Rinciannya adalah alokasi anggaran untuk kesehatan dalam RAPBNP 2016 diperkirakan sebesar Rp 65.819 triliun atau lebih rendah 2,1 persen dari alokasinya di APBN 2016 sebesar Rp 67.213 triliun. Alokasi anggaran untuk pendidikan juga lebih rendah 7 persen dari Rp 150.090 triliun di APBN 2016, menjadi Rp 10.578 triliun.

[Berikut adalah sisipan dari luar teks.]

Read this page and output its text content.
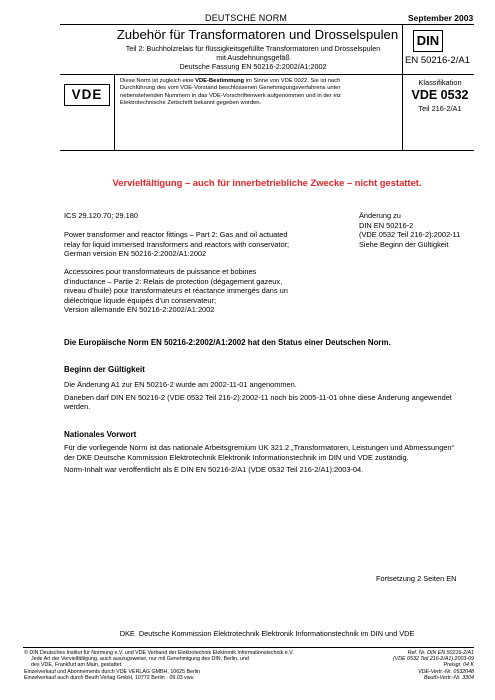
DEUTSCHE NORM	September 2003
Zubehör für Transformatoren und Drosselspulen
Teil 2: Buchholzrelais für flüssigkeitsgefüllte Transformatoren und Drosselspulen
mit Ausdehnungsgefäß
Deutsche Fassung EN 50216-2:2002/A1:2002
DIN
EN 50216-2/A1
VDE
Diese Norm ist zugleich eine VDE-Bestimmung im Sinne von VDE 0022. Sie ist nach
Durchführung des vom VDE-Vorstand beschlossenen Genehmigungsverfahrens unter
nebenstehenden Nummern in das VDE-Vorschriftenwerk aufgenommen und in der etz
Elektrotechnische Zeitschrift bekannt gegeben worden.
Klassifikation
VDE 0532
Teil 216-2/A1
Vervielfältigung – auch für innerbetriebliche Zwecke – nicht gestattet.
ICS 29.120.70; 29.180
Power transformer and reactor fittings – Part 2: Gas and oil actuated
relay for liquid immersed transformers and reactors with conservator;
German version EN 50216-2:2002/A1:2002
Accessoires pour transformateurs de puissance et bobines
d’inductance – Partie 2: Relais de protection (dégagement gazeux,
niveau d’huile) pour transformateurs et réactance immergés dans un
diélectrique liquide équipés d’un conservateur;
Version allemande EN 50216-2:2002/A1:2002
Änderung zu
DIN EN 50216-2
(VDE 0532 Teil 216-2):2002-11
Siehe Beginn der Gültigkeit
Die Europäische Norm EN 50216-2:2002/A1:2002 hat den Status einer Deutschen Norm.
Beginn der Gültigkeit
Die Änderung A1 zur EN 50216-2 wurde am 2002-11-01 angenommen.
Daneben darf DIN EN 50216-2 (VDE 0532 Teil 216-2):2002-11 noch bis 2005-11-01 ohne diese Änderung angewendet
werden.
Nationales Vorwort
Für die vorliegende Norm ist das nationale Arbeitsgremium UK 321.2 „Transformatoren, Leistungen und Abmessungen“
der DKE Deutsche Kommission Elektrotechnik Elektronik Informationstechnik im DIN und VDE zuständig.
Norm-Inhalt war veröffentlicht als E DIN EN 50216-2/A1 (VDE 0532 Teil 216-2/A1):2003-04.
Fortsetzung 2 Seiten EN
DKE Deutsche Kommission Elektrotechnik Elektronik Informationstechnik im DIN und VDE
© DIN Deutsches Institut für Normung e.V. und VDE Verband der Elektrotechnik Elektronik Informationstechnik e.V.
Jede Art der Vervielfältigung, auch auszugsweise, nur mit Genehmigung des DIN, Berlin, und
des VDE, Frankfurt am Main, gestattet.
Einzelverkauf und Abonnements durch VDE VERLAG GMBH, 10625 Berlin
Einzelverkauf auch durch Beuth Verlag GmbH, 10772 Berlin · 09.03 vwu
Ref. Nr. DIN EN 50216-2/A1
(VDE 0532 Teil 216-2/A1):2003-09
Preisgr. 04 K
VDE-Vertr.-Nr. 0532048
Beuth-Vertr.-Nr. 3304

Dari catatan FITRA yang mengalami peningkatan justru anggaran belanja pertahanan dan keamanan, yang menjadi fokus adalah soal terorisme dan narkoba. "Mungkin ada hubungannya dengan aktivitas kepolisian dan TNI menyikapi isu PKI," ujar Apung.
Catatan berikutnya adalah adanya perubahan pengeluaran pembiayaan, misalnya seperti Penyertaan Modal Negara pada PT PLN (Persero) dalam rangka mendukung program pembangkit listrik 35 ribu megawatt. Fitra melihat apakah target pembangkit listrik 35 ribu megawatt realistis atau tidak. "Menko Rizal Ramli saja katakan ini tak realistis."
PMN sebelumnya pernah ditolak dalam RAPBN 2016, dan kini kembali diajukan di RAPBNP 2016 dengan nilai Rp 68.658 triliun. Keempat adalah soal Tax Amnesty yang dianggap tak akan memberikan dampak terhadap APBN, utamanya adalah menutup defisit anggaran dalam APBN.
Terakhir, Apung mengatakan bahwa APBN 2016 pembiayaan utang ditetapkan sebesar Rp 330.884 triliun, dan dalam RAPBNP 2016 pembiayaan utang meningkat 16,6 persen menjadi Rp 385.845 triliun. "Sedih, setiap ada defisit, ditutupnya pakai utang," ucap Apung.